Debbo ringraziare e fare chapeau, per la collaborazione ed empatia, al figlio prediletto di Don Angelo, ovvero il mio fraterno amico, professore Aurelio Di Nicola. Aurelio, filosofo e docente, si è congedato come Preside dall’ITI e si gode la sua pensione in compagnia della moglie Mariella, dei figli talentuosi Donatella ed Angelo e dei nipoti generati dai suoi figli. Posso confermare ed attestare pubblicamente che questa mia nuova favola l’ho scritta quasi a quattro mani con Aurelio, un prosatore fantastico che conosco da 61 anni. La favola di Don Angelo Di Nicola ha intersecato amorevolmente la mia vita perché l’ho conosciuto a 12 anni e fino al 1987 sono stato suo ospite assiduo nella sua villa di San Martino delle Scale. Mi accoglieva sempre con un sorriso smagliante e mi sussurrava: “Oggi sarai mio ospite a pranzo!”. Don Angelo mi ricorda mio Padre Giovan Battista Caputo grande commerciante e Play Boy alla James Dean di Gioventù Bruciata. A differenza di mio padre, Angelo Di Nicola realizzò un grande patrimonio immobiliare. Purtroppo, l’orologio della nostra vita non è sincronizzato con la storia quotidiana che ci attraversa come un maledetto TIR e ci stende a bordo ring. Aurelio nel suo primo approccio alla favola del padre, mi ricordava il triste pensiero del Tuam Nescis, scolpito a chiare lettere sull’orologio della cattedrale di Monreale. Ho risposto con genuino candore: “D’accordo Aurelio, non conosciamo l’ora del finale della nostra vita, ma nelle more viviamo all’insegna del carpe diem oraziano e delle nostre compulsioni affettive, amorose, letterarie, filosofiche e comuni al genere umano. Tuo nonno Totò Di Nicola amava il Tabarin e le belle donne, si è divertito da matto ed è stato il vostro capostipite”. Nessuno di noi sarà ricordato come uomo, scrittore, filosofo; resterà, per qualche secolo, l’atto di nascita di uomini nati in perfetto anonimato rispetto alle generazioni che verranno nei secoli posteriori. Se diventi un grande scrittore che vende due milioni di copie del suo libro, sarai ricordato per almeno tre secoli.

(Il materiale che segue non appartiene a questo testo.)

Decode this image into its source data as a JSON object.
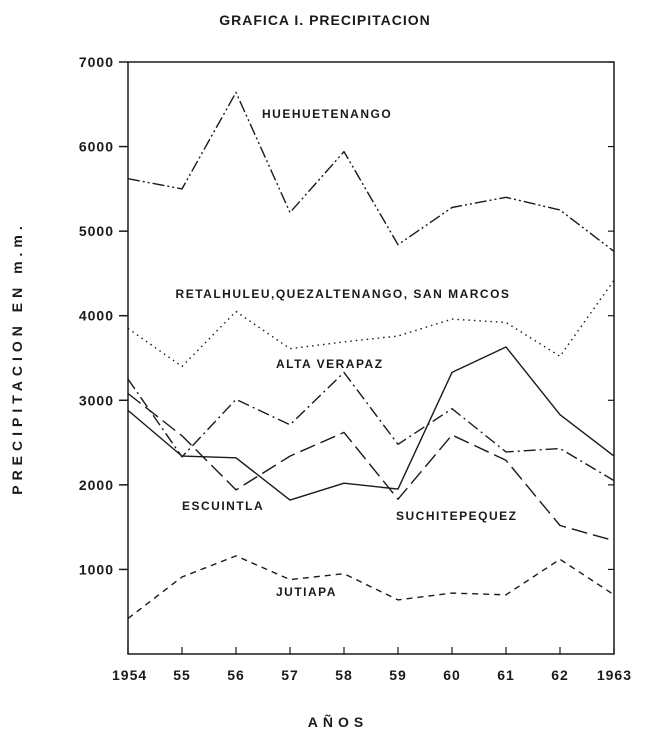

E’ venuto il fatidico momento di parlare della fuitina di Don Angelo Di Nicola, avvenuta il 31 ottobre del 1934, vigilia di Ognissanti ed ante vigilia della festa dei morti. Don Angelo aveva compiuto 19 anni quando architettò la mitica fuitina; la futura moglie Pina aveva compiuto 20 anni. Travolti da un fatidico destino, la giovane coppia dopo milioni di zum, zum, zum, generò quattro figli, Salvatore, Antonia, Benedetto ed Aurelio. Ad eccezione di Salvatore, tutti i figli di Don Angelo sono vivi e vegeti ed hanno generato tanti figli. Personalmente sono legatissimo a Pinuccia Salamone, figlia di Antonia Di Nicola e Lorenzo Salamone. Pinuccia è stata il grande amore di Piero Giaccone, un amico fraterno che ho amato intensamente; ho pianto una vita per la sua tragica fine. Con Piero, amatissimo da Don Angelo, abbiamo fatto tanti viaggi insieme ed in giro per l’Italia. Pinuccia e Mariella, moglie di Aurelio, sono state le Sherlock Holmes nel pedinamento di Don Angelo e della sua amante, chiamata la Casta Diva dalla signora Pina. Malgrado appostamenti e pedinamenti, la Casta Diva soffierà a Don Angelo 5.000.000 delle vecchie lire.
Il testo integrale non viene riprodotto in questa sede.